Apple mengajukan sejumlah gugatan dalam beberapa tahun terakhir, menuduh mantan karyawan dan perusahaan pesaing melanggar kontrak dan mencuri kekayaan intelektual yang berharga.
Setidaknya tiga mantan insinyur pembuat iPhone yang mengerjakan proyek kendaraan listrik otonom yang kini ditinggalkan telah diadili secara pidana atas tuduhan membawa rahasia ke China. Raksasa teknologi ini juga terlibat dalam perselisihan hukum dengan Masimo Corp, yang berbasis di Irvine, California sejak 2020 terkait teknologi smartwatch.
Shi menyembunyikan pembelotannya ke Oppo, yang dikenal sebagai Guangdong Oppo Mobile Telecommunications Corp, dengan berbohong pada rekan-rekannya di Apple yang berbasis di Cupertino, California bahwa ia akan kembali ke China untuk merawat orang tuanya yang sudah lanjut usia.
Apple mengatakan Shi melanggar perjanjian kerahasiaan dan hak kekayaan intelektual, dan Oppo mengetahui dan mendukung aktivitasnya.
Shi tidak bisa dihubungi untuk dimintai komentar melalui LinkedIn, di mana profil yang tampaknya miliknya menyatakan ia bekerja di Apple sejak 2020. Apple belum menanggapi permintaan konfirmasi.
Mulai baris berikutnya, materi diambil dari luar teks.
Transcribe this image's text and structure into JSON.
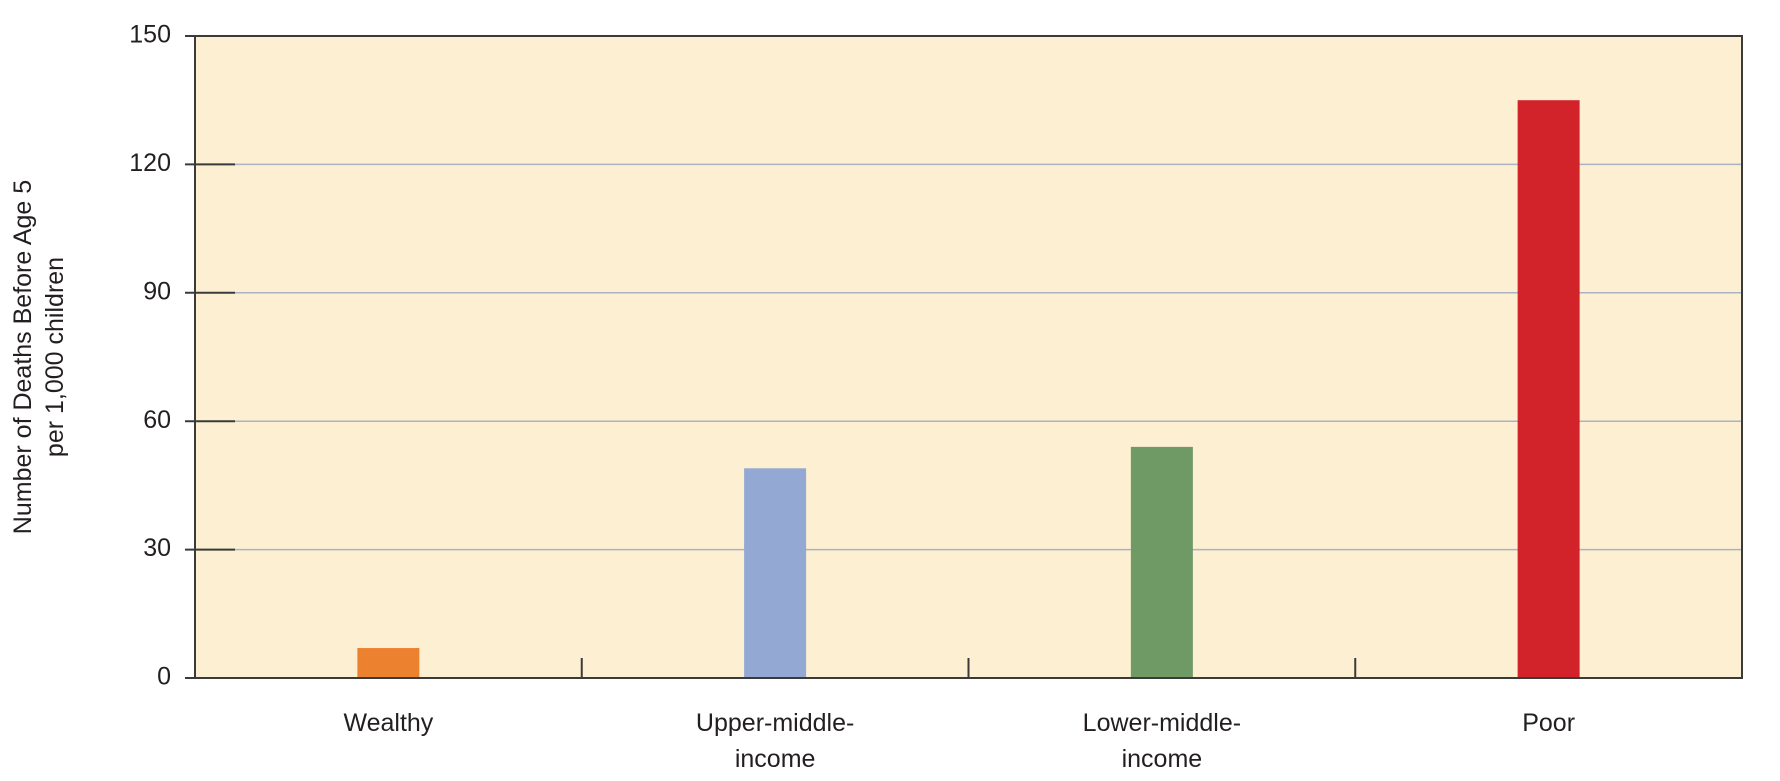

Seorang perwakilan perusahaan melalui pesan WeChat mengakatan Oppo mengetahui gugatan tersebut dan telah meninjau tuduhan Apple.
"Kami tidak menemukan bukti yang menunjukkan hubungan antara tuduhan ini dan perilaku karyawan itu selama bekerja di Oppo," kata perwakilan tersebut.
"Oppo menghormati rahasia dagang semua perusahaan, termasuk Apple, dan Oppo tidak pernah menyalahgunakan rahasia dagang Apple. Oppo akan aktif bekerja sama dalam proses hukum, dan kami yakin proses hukum yang adil akan memperjelas fakta-faktanya."
Apple menuduh Shi menulis dalam pesan berbahasa Mandarin kepada wakil presiden kesehatan Oppo sebelum meninggalkan Apple bahwa ia telah "meninjau berbagai materi internal dan mengadakan banyak pertemuan empat mata guna mengumpulkan sebanyak mungkin informasi—akan dibagikan pada Anda semua nanti."
Eksekutif Oppo tersebut membalas dengan menulis "baiklah" dan mengirim emoji "OK."
Membiarkan tindakan Shi dan Oppo "tanpa hukuman akan merusak komitmen Apple terhadap inovasi dan investasi besar-besaran dalam teknologi pionir seperti Apple Watch," kata Apple dalam gugatan tersebut.
"Hal ini juga berisiko menghancurkan nilai rahasia dagang Apple dan memberikan keunggulan yang tidak adil bagi pesaing."
Setelah meninggalkan Apple, Shi bergabung dengan pusat penelitian Oppo di Silicon Valley, yang beroperasi di bawah merek Oppo dan InnoPeak.
Kasus ini merupakan Apple Inc melawan Chen Shi, Guangdong Oppo Mobile Telecommunications Corp Ltd, dan InnoPeak Technology Inc, 5:25-cv-7105, Pengadilan Distrik AS, Distrik Utara California (San Jose).